Stitched on Me by Hilary King
reviewed by Rebecca Lemke
Hilary King’s poems focus on women’s insecurities, self-image, and societal standards that pit them against one another and result in struggles throughout their lives. Breaking the cycle of mothers criticizing their daughters’ looks and forcing them to conform to conventional beauty standards is the theme here.
In “How to Wear Your Mother” King relays the kind of insults mothers give their daughters:
You look
like
a sack of potatoes
[and]
You’d be
happier
if you lost weight.
The mother’s criticism eventually embeds itself within her daughter, and the title infers that the daughter continues the cycle. Nevertheless, King offers hope that women can make peace with their bodies.
King’s similes and metaphors convey principal ideas, such as not being constricted by society’s beauty standards, in poems such as “Loose Fitting,” where she writes:
Today I moved like curtains
blowing, windows open
my foundation not
settling but dancing.
The curtains dance with a graceful fluidity, making me think about the beauty of the speaker.

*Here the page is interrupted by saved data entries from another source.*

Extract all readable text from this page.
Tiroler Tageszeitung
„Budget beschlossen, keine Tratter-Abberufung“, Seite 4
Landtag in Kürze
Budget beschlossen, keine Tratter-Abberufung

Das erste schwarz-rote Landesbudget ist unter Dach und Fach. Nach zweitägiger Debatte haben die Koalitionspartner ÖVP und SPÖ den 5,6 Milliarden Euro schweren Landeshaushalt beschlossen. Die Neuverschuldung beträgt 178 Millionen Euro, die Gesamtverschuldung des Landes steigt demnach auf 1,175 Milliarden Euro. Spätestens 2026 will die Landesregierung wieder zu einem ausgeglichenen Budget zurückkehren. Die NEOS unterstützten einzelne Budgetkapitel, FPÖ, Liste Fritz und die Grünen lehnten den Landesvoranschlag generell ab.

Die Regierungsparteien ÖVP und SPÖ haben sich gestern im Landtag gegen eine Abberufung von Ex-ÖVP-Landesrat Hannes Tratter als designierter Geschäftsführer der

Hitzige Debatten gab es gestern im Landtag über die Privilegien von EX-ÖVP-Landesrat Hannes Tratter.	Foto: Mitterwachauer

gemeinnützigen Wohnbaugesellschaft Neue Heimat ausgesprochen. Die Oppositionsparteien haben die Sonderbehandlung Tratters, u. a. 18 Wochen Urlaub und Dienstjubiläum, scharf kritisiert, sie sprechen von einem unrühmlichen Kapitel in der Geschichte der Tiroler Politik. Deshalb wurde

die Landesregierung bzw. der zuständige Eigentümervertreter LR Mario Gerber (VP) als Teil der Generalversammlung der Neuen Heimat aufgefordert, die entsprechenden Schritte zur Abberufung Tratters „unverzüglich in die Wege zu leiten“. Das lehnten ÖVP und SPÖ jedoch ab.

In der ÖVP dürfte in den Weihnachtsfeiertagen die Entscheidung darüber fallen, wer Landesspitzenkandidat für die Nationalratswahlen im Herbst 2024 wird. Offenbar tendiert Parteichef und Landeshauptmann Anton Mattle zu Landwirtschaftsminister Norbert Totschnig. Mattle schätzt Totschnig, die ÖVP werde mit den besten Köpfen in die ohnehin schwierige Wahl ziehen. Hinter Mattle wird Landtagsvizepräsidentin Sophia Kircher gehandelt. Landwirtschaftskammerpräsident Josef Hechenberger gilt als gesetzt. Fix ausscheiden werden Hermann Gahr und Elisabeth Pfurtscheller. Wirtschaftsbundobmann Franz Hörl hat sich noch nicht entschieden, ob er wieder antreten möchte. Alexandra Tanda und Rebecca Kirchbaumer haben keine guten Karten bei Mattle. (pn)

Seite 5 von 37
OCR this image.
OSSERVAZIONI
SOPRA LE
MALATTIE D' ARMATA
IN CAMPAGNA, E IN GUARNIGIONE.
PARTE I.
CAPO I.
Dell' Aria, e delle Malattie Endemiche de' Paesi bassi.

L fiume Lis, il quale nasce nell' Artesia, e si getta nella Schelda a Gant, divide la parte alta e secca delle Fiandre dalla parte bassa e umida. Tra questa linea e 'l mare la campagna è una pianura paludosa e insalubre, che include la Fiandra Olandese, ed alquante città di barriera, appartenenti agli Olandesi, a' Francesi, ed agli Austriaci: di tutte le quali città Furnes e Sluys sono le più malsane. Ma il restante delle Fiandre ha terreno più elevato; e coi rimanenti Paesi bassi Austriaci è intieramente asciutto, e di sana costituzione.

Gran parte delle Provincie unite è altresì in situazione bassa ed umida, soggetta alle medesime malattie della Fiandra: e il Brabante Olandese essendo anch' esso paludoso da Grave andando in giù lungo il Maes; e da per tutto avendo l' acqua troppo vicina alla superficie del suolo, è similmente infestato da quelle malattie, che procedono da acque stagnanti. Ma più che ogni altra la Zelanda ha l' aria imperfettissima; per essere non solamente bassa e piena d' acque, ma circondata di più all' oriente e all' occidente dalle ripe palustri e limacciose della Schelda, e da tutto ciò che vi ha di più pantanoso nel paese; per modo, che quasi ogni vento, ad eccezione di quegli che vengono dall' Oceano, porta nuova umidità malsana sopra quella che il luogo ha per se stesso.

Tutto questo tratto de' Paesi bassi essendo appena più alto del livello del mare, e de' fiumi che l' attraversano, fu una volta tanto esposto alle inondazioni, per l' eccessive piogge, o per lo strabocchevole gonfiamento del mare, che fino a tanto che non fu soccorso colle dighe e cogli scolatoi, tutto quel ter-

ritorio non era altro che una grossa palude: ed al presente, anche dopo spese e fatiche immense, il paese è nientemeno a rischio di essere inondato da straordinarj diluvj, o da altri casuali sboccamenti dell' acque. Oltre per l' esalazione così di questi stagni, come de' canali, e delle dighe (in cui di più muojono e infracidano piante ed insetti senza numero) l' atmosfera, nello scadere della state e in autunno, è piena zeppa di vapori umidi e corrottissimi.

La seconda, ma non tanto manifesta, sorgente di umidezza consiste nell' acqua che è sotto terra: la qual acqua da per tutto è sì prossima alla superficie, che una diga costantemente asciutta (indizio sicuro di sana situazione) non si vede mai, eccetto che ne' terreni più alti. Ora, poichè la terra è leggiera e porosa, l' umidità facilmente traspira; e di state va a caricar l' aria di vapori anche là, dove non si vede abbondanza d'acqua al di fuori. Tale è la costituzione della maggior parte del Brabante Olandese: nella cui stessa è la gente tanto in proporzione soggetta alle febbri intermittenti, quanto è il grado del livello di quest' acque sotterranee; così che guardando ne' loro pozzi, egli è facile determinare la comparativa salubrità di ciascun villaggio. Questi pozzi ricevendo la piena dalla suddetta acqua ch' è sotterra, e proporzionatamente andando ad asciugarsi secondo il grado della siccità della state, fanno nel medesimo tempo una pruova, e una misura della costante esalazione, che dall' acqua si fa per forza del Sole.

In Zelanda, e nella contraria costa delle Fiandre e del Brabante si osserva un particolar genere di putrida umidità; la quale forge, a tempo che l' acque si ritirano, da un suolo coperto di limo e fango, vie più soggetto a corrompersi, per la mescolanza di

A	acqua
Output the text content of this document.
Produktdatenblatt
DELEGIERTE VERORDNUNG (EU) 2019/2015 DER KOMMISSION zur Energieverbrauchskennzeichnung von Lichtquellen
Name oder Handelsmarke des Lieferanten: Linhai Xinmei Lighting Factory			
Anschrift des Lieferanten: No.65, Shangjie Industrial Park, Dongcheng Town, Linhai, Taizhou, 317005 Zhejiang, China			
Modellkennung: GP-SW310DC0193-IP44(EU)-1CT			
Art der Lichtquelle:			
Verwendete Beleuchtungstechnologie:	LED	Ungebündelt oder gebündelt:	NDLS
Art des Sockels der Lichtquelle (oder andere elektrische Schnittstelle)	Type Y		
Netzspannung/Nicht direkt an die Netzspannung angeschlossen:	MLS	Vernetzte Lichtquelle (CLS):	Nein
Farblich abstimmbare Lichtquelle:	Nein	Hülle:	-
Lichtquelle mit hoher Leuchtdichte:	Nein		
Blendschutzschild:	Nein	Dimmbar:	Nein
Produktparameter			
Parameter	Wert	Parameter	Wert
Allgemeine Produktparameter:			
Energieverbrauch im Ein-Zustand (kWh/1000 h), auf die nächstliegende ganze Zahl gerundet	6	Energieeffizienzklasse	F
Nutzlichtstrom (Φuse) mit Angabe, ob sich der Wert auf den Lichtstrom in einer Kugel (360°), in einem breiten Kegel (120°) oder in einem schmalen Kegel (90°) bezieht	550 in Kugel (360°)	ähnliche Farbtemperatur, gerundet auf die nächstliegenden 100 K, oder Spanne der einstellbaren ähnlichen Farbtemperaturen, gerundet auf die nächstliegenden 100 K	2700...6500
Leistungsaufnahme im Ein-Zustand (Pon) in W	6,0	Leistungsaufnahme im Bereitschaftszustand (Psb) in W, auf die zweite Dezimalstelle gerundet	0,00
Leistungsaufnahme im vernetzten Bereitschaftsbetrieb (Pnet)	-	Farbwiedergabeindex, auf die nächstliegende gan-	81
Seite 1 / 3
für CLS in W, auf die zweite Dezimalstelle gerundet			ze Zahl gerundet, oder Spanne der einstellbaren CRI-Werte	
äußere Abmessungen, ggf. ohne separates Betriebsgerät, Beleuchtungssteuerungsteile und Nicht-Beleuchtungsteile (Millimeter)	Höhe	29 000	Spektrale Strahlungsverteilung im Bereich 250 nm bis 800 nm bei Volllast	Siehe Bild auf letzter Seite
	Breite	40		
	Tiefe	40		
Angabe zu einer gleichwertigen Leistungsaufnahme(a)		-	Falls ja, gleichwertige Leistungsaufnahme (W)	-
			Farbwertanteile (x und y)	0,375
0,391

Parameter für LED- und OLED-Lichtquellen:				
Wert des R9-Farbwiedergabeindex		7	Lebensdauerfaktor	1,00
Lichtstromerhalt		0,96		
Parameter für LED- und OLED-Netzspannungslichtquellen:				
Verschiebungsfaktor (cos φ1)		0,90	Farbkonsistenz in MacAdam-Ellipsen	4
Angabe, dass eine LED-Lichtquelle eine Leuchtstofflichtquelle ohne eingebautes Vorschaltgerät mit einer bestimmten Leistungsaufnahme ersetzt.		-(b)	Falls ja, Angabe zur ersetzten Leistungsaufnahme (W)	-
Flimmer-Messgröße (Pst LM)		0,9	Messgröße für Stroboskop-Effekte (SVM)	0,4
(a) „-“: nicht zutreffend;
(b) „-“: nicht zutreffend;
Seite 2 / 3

King’s relationships with her mother, with clothing, and with her body resonated with me. Reading “When I Was a Knife”, I could feel from the very bottom of my heart the opening stanza:
Women gathered to me then,
admiring how I had
whittled myself
away.
“Whittle” connotes the gradual, small process of losing weight as well as parts of herself. As a plus-sized woman who struggles with her self-image, I feel a kinship with King that I am not alone in my insecurities. King’s poems demonstrate that if all women ignored society’s unfair beauty standards and instead raised daughters to love their bodies, we could help future generations of girls disrupt the cycle of judgment and self-hate.